Monday, September 29, 2003

POWELLS OF DEDUCTION

The White House had a public relations blitz going on Sunday, and I was so focused on the Condoleezza Rice angle that I missed Secretary of State Colin Powell’s comments. He appeared on ABC-TV’s “This Week,” also issuing the line of the day in defense of U.S. intelligence that seemed to justify going to war with Iraq.

Powell said, referring to Iraq throwing out U.N. weapons inspectors in 1998, that “From 1998 until we went in earlier this year, there was a period where we didn’t have benefit of U.N. inspectors actually on the ground, and our intelligence community had to do the best they could. And I think they did a pretty good job.”

This is incredible.

There were, in fact, United Nations inspectors in Iraq from late November 2002 to mid-March 2003 looking for -- and failing to find -- Iraqi weapons of mass destruction, but Powell acts as though they were not there. (If you read his comment about “until we went in” to refer to inspectors, his comments make no sense, so I have to assume he’s talking about military force.)

Somehow the inspectors in Iraq until 1998 were worthy providers of intelligence, but the inspectors in Iraq for those recent three-plus months were not.

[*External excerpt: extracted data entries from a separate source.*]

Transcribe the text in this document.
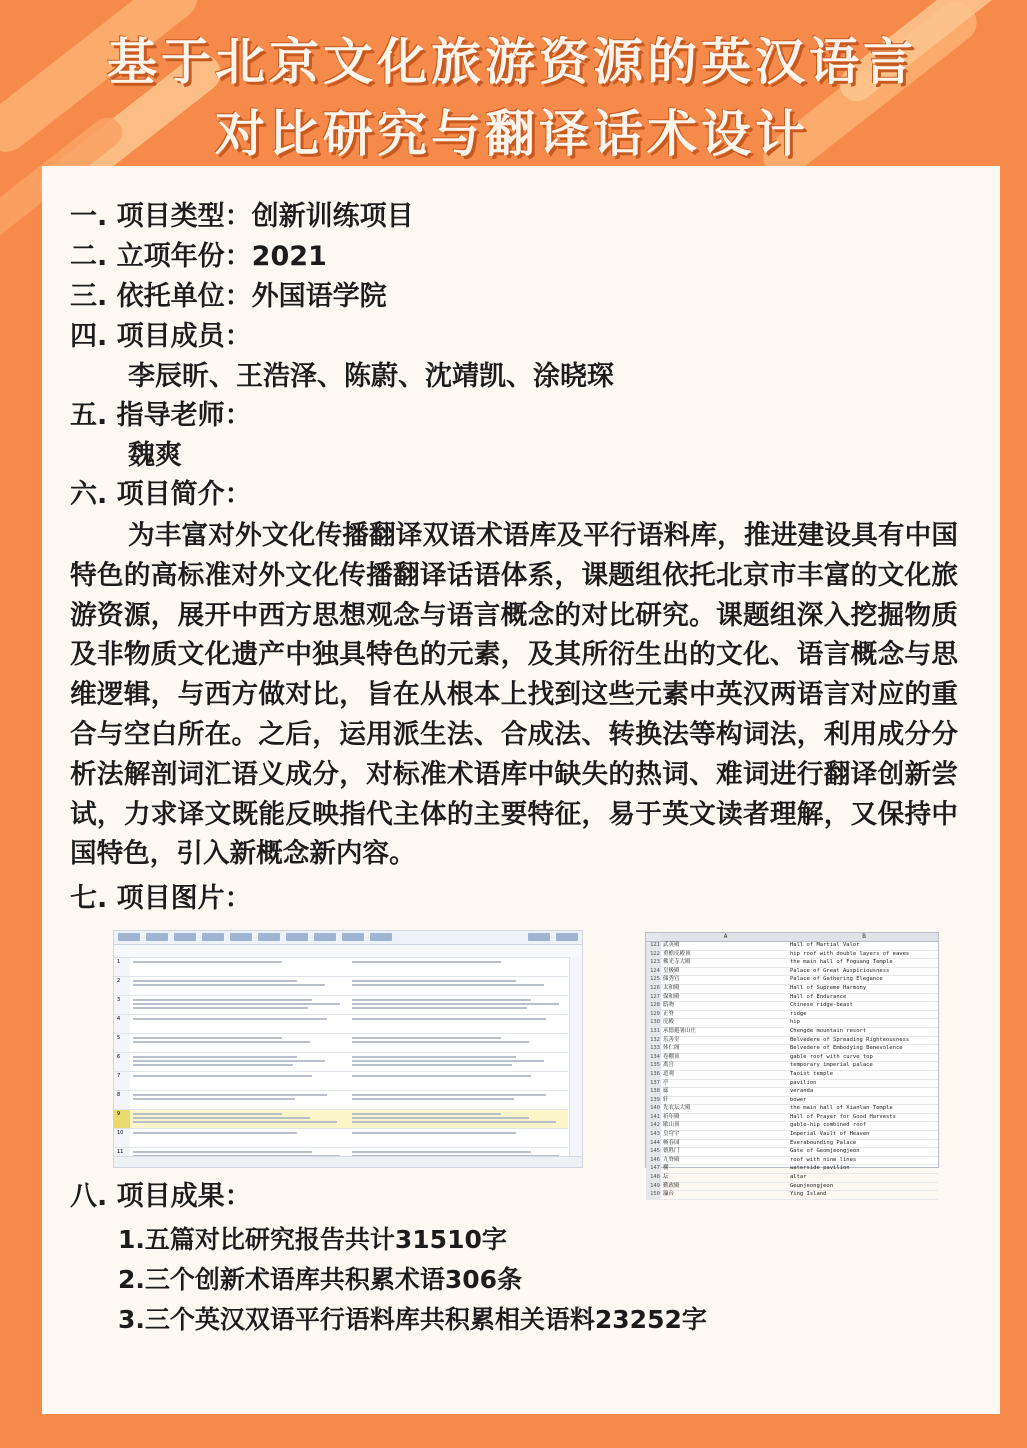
基于北京文化旅游资源的英汉语言
对比研究与翻译话术设计
一. 项目类型：创新训练项目
二. 立项年份：2021
三. 依托单位：外国语学院
四. 项目成员：
李辰昕、王浩泽、陈蔚、沈靖凯、涂晓琛
五. 指导老师：
魏爽
六. 项目简介：

为丰富对外文化传播翻译双语术语库及平行语料库，推进建设具有中国特色的高标准对外文化传播翻译话语体系，课题组依托北京市丰富的文化旅游资源，展开中西方思想观念与语言概念的对比研究。课题组深入挖掘物质及非物质文化遗产中独具特色的元素，及其所衍生出的文化、语言概念与思维逻辑，与西方做对比，旨在从根本上找到这些元素中英汉两语言对应的重合与空白所在。之后，运用派生法、合成法、转换法等构词法，利用成分分析法解剖词汇语义成分，对标准术语库中缺失的热词、难词进行翻译创新尝试，力求译文既能反映指代主体的主要特征，易于英文读者理解，又保持中国特色，引入新概念新内容。

七. 项目图片：
1	

2	

3	

4	

5	

6	

7	

8	

9	

10	

11	

A	B
121 武英殿	Hall of Martial Valor
122 重檐庑殿顶	hip roof with double layers of eaves
123 佛光寺大殿	the main hall of Foguang Temple
124 皇极殿	Palace of Great Auspiciousness
125 储秀宫	Palace of Gathering Elegance
126 太和殿	Hall of Supreme Harmony
127 保和殿	Hall of Endurance
128 鸱吻	Chinese ridge-beast
129 正脊	ridge
130 庑殿	hip
131 承德避暑山庄	Chengde mountain resort
132 乐善堂	Belvedere of Spreading Righteousness
133 体仁阁	Belvedere of Embodying Benevolence
134 卷棚顶	gable roof with curve top
135 离宫	temporary imperial palace
136 道观	Taoist temple
137 亭	pavilion
138 廊	veranda
139 轩	bower
140 先农坛大殿	the main hall of Xianlan Temple
141 祈年殿	Hall of Prayer for Good Harvests
142 歇山顶	gable-hip combined roof
143 皇穹宇	Imperial Vault of Heaven
144 畅春园	Everabounding Palace
145 德胜门	Gate of Geomjeongjeon
146 九脊殿	roof with nine lines
147 榭	waterside pavilion
148 坛	altar
149 勤政殿	Geunjeongjeon
150 瀛台	Ying Island
八. 项目成果：
1.五篇对比研究报告共计31510字
2.三个创新术语库共积累术语306条
3.三个英汉双语平行语料库共积累相关语料23252字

It’s worth pointing out that on Feb. 25, inspections chief Hans Blix told the United Nations that Saddam Hussein had made “positive” gestures, The Washington Post noted, “including providing new documents describing its disposal of banned weapons programs in the early 1990s,” consistent with what defector Hussein Kamel had said, and with what scores of Iraqi military officers and scientists have told us since. But “only minutes” later, Bush spoke to brush that apparent progress aside, saying to the United Nations that Hussein had “been successful at gaming the system, and our attitude is it’s now time for him to fully disarm ... now is the time.”

Inspections then: vital. Inspections this time: ignored. Yet they were one of our few sources of new intelligence, and apparently some of the only intelligence upon which we could rely.